What we did encounter was bread. There were crusty baguettes from the anarchist collective, rustic country loaves steeped in a studied old world charm, slender and elegant ficelles, impossibly buttery croissants a mere three blocks from our uninspired hotel, luscious eggy brioches encased in glass bells, and a particularly memorable seed-encrusted whole wheat loaf that we consumed in an impromptu picnic on the steps of the Musee d’Orsay.
But one bread emerged as the clear winner. My final day in Paris found me stashing my suitcase in a locker and (finally) mastering the bike share system with a single goal. I traveled from the 15th to the 10th arrondissement to purchase a hunk of Du Pain et Des Idees‘ sublime pain des amis.

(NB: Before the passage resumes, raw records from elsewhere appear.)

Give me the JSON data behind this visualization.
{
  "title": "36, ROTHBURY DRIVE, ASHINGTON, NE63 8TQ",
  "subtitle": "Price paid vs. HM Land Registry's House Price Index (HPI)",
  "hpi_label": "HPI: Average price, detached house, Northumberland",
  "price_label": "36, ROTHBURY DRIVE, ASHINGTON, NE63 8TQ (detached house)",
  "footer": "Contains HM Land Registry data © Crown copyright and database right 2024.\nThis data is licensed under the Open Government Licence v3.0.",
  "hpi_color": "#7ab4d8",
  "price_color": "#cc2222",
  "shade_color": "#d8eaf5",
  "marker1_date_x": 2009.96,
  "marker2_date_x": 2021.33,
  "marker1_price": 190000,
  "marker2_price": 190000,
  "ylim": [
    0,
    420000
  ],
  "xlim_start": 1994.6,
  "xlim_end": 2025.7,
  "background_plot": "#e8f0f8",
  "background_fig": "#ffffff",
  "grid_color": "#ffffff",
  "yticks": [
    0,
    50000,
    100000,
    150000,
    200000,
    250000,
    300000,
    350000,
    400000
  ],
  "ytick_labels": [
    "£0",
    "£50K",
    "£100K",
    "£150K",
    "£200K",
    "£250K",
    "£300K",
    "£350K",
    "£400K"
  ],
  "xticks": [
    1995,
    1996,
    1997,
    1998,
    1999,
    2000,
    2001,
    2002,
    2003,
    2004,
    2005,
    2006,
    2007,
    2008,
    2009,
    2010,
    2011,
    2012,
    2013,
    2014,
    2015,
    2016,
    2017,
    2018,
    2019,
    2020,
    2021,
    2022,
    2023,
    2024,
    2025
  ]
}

As those who have had occasion to dine with me know, I’m not much of a bread eater. It can be helpful for transporting sandwich fillings into your mouth or sopping up egg yolk, but I prefer to take my cheese straight, or perhaps with a crisp apple slice. Bread fills space in one’s stomach that could be devoted to more tantalizing fare. Or so I thought before I encountered pain des amis. This nutty, toothsome loaf with its confounding bacon aroma is good all by itself. It is even better, I have learned, toasted in a dry cast iron skillet.
The pain des amis and I survived a rather harrowing bike ride on some of Paris’ main thoroughfares, a painfully expensive taxi to Charles de Gaulle airport, a troubling but comical security encounter involving two kilos of artisanal flour, a missed connection in London, a delayed flight, and an even pricier cab ride home from Newark (which was not our intended destination).

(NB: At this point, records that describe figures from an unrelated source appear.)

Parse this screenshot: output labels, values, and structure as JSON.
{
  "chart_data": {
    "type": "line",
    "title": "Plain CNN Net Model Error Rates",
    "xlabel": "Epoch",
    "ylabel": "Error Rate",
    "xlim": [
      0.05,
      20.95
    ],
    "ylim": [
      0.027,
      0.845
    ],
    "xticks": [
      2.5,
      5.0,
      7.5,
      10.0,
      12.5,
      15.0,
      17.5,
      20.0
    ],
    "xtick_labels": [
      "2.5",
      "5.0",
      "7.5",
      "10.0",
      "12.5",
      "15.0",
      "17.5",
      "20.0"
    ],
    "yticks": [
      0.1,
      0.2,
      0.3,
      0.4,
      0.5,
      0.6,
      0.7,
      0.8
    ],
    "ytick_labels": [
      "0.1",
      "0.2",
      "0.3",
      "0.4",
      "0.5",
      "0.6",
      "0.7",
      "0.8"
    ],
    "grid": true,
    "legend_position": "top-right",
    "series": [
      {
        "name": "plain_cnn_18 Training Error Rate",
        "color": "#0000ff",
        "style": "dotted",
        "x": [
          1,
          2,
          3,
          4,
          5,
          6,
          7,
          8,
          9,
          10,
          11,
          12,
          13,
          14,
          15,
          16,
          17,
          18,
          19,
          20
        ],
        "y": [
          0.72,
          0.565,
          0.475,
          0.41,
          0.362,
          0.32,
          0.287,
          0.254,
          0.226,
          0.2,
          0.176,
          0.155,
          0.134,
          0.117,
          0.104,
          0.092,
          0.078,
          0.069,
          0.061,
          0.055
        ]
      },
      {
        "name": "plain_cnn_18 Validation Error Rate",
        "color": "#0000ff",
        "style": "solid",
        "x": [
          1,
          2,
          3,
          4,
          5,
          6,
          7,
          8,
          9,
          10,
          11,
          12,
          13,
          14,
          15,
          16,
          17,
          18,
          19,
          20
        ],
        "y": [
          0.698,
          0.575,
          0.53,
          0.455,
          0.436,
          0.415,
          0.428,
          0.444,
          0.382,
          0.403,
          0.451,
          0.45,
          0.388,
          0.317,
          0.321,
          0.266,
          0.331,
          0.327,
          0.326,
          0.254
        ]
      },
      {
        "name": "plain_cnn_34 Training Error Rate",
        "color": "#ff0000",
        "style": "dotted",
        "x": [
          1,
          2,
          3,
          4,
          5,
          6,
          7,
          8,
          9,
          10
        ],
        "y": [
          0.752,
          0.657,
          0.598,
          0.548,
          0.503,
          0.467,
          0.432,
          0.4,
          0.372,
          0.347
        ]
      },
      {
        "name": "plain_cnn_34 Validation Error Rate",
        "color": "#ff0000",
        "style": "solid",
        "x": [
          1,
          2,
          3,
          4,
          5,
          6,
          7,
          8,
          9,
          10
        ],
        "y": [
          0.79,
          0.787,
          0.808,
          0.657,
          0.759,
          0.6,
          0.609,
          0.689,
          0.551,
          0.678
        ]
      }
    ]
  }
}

Staying awake until a suitable bedtime was about all I was good for on Tuesday. (Well, that and some cat cuddling.) I headed out around 5:30 to pick up my weekly CSA share and nearly wept at the site of all those vegetables. I had some truly spectacular food in Paris. I did not, however, encounter any kale. I returned home eager to introduce my pain des amis to all of this fresh produce.
Summer Squash & Kale Bruschetta
- 2 scallions
- 3 thin slices good bread
- 1 medium summer squash
- 5 stalks purple kale
- 1 ounce feta cheese
- 6 basil leaves (mint or parsley would also be great)

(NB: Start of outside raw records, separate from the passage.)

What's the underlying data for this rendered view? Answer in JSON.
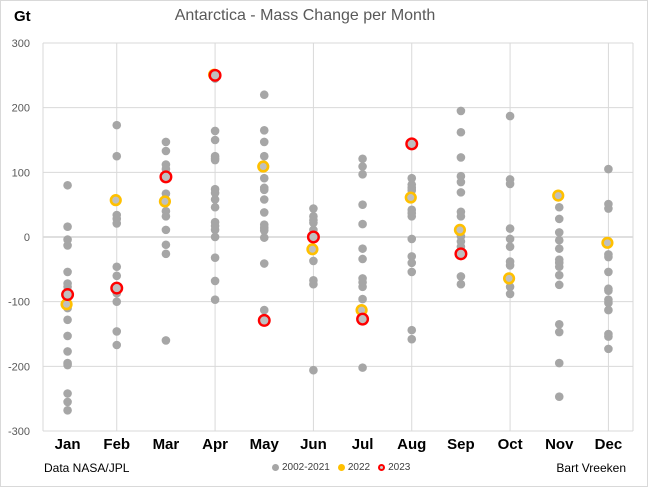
{
  "chart_data": {
    "type": "scatter",
    "title": "Antarctica - Mass Change per Month",
    "ylabel": "Gt",
    "xlabel": "",
    "ylim": [
      -300,
      300
    ],
    "yticks": [
      300,
      200,
      100,
      0,
      -100,
      -200,
      -300
    ],
    "categories": [
      "Jan",
      "Feb",
      "Mar",
      "Apr",
      "May",
      "Jun",
      "Jul",
      "Aug",
      "Sep",
      "Oct",
      "Nov",
      "Dec"
    ],
    "grid": true,
    "legend_position": "bottom-center",
    "series": [
      {
        "name": "2002-2021",
        "color": "#a6a6a6",
        "values": [
          [
            80,
            16,
            -4,
            -13,
            -54,
            -72,
            -77,
            -110,
            -128,
            -153,
            -177,
            -195,
            -198,
            -242,
            -255,
            -268
          ],
          [
            173,
            125,
            34,
            28,
            21,
            -46,
            -60,
            -87,
            -100,
            -146,
            -167
          ],
          [
            147,
            133,
            112,
            105,
            67,
            40,
            32,
            11,
            -12,
            -26,
            -160
          ],
          [
            245,
            164,
            150,
            125,
            122,
            119,
            74,
            68,
            58,
            46,
            23,
            17,
            11,
            0,
            -32,
            -68,
            -97
          ],
          [
            220,
            165,
            147,
            125,
            91,
            76,
            73,
            58,
            38,
            19,
            14,
            10,
            -1,
            -41,
            -113
          ],
          [
            44,
            32,
            26,
            22,
            11,
            -37,
            -67,
            -73,
            -206
          ],
          [
            121,
            109,
            97,
            50,
            20,
            -18,
            -34,
            -64,
            -70,
            -77,
            -96,
            -202
          ],
          [
            91,
            81,
            76,
            72,
            42,
            37,
            32,
            -3,
            -30,
            -40,
            -54,
            -144,
            -158
          ],
          [
            195,
            162,
            123,
            94,
            85,
            69,
            39,
            32,
            1,
            -7,
            -15,
            -61,
            -73
          ],
          [
            187,
            89,
            82,
            13,
            -3,
            -15,
            -38,
            -44,
            -77,
            -88
          ],
          [
            46,
            28,
            7,
            -5,
            -18,
            -35,
            -40,
            -46,
            -59,
            -74,
            -135,
            -147,
            -195,
            -247
          ],
          [
            105,
            51,
            44,
            -27,
            -31,
            -54,
            -80,
            -83,
            -97,
            -102,
            -113,
            -150,
            -154,
            -173
          ]
        ]
      },
      {
        "name": "2022",
        "color": "#ffc000",
        "values": [
          -104,
          57,
          55,
          251,
          109,
          -19,
          -113,
          61,
          11,
          -64,
          64,
          -9
        ]
      },
      {
        "name": "2023",
        "color": "#ff0000",
        "values": [
          -89,
          -79,
          93,
          250,
          -129,
          0,
          -127,
          144,
          -26,
          null,
          null,
          null
        ]
      }
    ]
  },
  "footer": {
    "source": "Data NASA/JPL",
    "author": "Bart Vreeken"
  }
}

- 1 1/2 tablespoons good quality olive oil
- 1/2 lemon (zest and juice)
- pinch Aleppo pepper (or a little less red pepper)
- salt and pepper
- Bring a cast iron skillet up to medium low heat with half a tablespoon of olive oil. Trim and reserve the dark green portion of the scallions. Slice the white and light green portions lengthwise into strips. Cook, flipping occasionally, until limp and starting to brown. Sprinkle with salt and remove from pan.
- Place bread slices into pan and allow to toast, flipping as needed, while you go about the next steps.
- Using a vegetable peeler, shave long ribbons of summer squash into a small bowl. Slice the kale as you would for a slaw and add this to the bowl along with the feta, remaining olive oil, lemon juice and lemon zest, Aleppo pepper, and salt and pepper. Mince the scallion greens and fresh herbs. Add these plus the cooked scallions. Stir to combine and let sit for at least five minutes to allow the flavors to meld.
If you were serving this as an hors d’oeuvre, I would recommend piling the kale and squash salad onto small pieces of toast and serving immediately. I went for a deconstructed bruschetta, which ensured that the bread didn’t get soggy before I ate it.